1595317818_kTYuvN_Cybersecurity_FINAL.jpg 
Cybersecurity researchers found Brazil, India and Russia to be amongst some of the most targeted countries by the malware
Photo Credit :
Cybersecurity researchers have discovered a new malware that can steal users’ credentials, address, credit card data, cryptocurrencies and even Facebook and Amazon accounts.
Researchers found more than 47,500 users attacked with NullMixer malware, which is able to spy on users, capturing any information they are entering on the keyboard.
NullMixer is actively distributed by cybercriminals via websites offering crack, keygen and activators for downloading software illegally. Such untrustworthy pages always pose a threat for users as instead of providing proper software, they infect victims’ devices with malware. In most cases, users receive adware or other unwanted software, but NullMixer is far more dangerous, as it can download a huge number of Trojans at once, which can lead to a large-scale infection of any computer network.
A typical infection takes place when attempting to download cracked software from one of these sites. The user is repeatedly redirected to a page containing a password-protected archived program and detailed instructions.
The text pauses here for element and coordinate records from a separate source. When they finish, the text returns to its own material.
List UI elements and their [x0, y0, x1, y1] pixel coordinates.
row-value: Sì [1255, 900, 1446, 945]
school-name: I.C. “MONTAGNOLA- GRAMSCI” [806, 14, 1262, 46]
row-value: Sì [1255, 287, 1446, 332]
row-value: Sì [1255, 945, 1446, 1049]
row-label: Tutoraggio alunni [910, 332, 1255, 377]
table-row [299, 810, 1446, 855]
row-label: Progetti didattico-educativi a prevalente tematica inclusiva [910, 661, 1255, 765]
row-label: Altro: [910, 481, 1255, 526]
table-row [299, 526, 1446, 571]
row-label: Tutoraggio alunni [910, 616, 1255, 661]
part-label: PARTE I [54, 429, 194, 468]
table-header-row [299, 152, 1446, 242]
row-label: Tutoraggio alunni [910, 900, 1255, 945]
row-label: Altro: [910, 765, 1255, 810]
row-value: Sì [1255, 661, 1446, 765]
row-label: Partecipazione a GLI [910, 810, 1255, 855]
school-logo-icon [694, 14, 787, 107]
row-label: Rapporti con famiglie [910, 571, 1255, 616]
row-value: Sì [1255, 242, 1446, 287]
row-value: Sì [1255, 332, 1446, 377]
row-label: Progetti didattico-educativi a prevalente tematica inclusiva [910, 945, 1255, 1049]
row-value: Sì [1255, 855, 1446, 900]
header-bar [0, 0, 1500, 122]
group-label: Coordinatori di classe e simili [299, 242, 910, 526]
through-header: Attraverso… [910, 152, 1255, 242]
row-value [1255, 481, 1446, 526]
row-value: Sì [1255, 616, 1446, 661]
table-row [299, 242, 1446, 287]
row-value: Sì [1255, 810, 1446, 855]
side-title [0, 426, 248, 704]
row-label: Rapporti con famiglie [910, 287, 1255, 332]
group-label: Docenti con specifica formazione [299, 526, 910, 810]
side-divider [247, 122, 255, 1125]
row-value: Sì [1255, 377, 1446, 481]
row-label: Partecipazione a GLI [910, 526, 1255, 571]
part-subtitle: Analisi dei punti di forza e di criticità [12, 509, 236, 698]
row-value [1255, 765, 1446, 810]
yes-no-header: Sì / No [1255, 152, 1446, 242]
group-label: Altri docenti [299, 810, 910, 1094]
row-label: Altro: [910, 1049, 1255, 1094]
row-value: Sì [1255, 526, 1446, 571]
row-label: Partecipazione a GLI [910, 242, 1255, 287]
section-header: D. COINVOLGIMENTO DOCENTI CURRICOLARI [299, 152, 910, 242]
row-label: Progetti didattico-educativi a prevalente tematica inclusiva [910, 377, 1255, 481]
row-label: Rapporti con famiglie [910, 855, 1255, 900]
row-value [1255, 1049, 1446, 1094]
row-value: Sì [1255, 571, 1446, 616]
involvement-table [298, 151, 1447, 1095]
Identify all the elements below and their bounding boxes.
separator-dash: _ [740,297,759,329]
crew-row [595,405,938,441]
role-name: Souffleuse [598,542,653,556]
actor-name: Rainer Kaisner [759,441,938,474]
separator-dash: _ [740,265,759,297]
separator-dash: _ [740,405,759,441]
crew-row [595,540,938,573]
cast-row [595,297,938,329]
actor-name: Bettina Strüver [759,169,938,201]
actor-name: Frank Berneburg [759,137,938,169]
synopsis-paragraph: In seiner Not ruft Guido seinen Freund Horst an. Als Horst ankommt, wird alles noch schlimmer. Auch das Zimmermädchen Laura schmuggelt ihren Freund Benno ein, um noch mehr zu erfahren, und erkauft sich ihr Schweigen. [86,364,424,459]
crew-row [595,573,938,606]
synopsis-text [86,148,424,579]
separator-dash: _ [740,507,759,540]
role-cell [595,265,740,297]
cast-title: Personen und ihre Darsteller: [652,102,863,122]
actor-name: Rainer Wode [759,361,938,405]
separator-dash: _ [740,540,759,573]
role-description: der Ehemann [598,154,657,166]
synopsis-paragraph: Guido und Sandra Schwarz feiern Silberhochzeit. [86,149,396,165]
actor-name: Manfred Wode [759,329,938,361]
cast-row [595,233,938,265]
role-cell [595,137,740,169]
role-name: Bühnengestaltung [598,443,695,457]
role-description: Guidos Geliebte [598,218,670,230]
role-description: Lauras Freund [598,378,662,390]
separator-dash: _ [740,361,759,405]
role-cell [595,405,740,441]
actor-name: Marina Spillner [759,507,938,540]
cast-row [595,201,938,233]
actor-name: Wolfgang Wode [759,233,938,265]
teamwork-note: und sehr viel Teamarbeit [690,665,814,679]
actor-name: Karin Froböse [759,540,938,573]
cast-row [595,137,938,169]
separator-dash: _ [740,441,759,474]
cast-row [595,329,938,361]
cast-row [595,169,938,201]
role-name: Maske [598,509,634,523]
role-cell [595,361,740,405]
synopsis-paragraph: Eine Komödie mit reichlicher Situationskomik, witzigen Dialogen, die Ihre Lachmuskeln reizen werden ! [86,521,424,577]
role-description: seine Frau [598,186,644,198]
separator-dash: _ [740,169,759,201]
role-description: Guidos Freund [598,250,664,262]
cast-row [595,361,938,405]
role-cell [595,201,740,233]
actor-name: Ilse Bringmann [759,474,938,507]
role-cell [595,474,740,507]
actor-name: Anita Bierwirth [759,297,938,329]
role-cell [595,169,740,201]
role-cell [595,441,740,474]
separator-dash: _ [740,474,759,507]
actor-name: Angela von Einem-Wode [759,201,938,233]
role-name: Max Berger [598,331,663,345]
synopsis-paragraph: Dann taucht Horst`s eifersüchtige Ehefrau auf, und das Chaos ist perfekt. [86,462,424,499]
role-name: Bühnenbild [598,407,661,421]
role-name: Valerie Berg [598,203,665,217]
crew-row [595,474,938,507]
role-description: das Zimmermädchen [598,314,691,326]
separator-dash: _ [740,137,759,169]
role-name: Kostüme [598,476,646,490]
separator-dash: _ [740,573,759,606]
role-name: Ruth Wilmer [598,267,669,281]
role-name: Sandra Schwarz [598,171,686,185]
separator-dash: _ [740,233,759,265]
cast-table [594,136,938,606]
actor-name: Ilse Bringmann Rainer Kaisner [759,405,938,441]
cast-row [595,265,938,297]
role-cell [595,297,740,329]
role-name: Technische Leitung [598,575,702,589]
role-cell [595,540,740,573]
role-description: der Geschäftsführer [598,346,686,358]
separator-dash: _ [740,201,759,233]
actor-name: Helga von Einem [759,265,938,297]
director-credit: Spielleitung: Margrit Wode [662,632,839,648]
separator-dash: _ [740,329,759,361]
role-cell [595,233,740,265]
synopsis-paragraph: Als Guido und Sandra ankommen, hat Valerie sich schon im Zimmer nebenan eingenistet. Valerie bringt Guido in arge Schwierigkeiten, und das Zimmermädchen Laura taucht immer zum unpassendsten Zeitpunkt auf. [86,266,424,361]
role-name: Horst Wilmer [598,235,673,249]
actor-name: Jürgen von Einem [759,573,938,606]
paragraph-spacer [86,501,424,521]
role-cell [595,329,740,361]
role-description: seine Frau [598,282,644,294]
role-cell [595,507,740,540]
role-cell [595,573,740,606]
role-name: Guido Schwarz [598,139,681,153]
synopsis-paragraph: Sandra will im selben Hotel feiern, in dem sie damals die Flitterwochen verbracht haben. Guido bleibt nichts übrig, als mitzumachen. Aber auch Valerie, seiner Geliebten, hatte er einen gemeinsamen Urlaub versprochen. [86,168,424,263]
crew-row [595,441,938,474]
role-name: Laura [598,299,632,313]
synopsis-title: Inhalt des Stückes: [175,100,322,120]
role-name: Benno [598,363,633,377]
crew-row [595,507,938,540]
Everything looks normal as if the user is really about to download the software they need. However, following the instructions, the victim actually launches NullMixer, which drops multiple malware files on the infected machine, including downloaders, spyware, backdoors, bankers and other threats.
Among the threat families spread via NullMixer is the infamous RedLine stealer that hunts for credit card and cryptocurrency wallet data from infected machines, as well as Disbuk, also known as Socelar. Stealing cookies from Facebook and Amazon with Disbuk, attackers can gain access to the victim's accounts from these sites, obtaining their credentials, address and even payment details.
Kaspersky researchers found Brazil, India and Russia to be amongst some of the most targeted countries by the malware.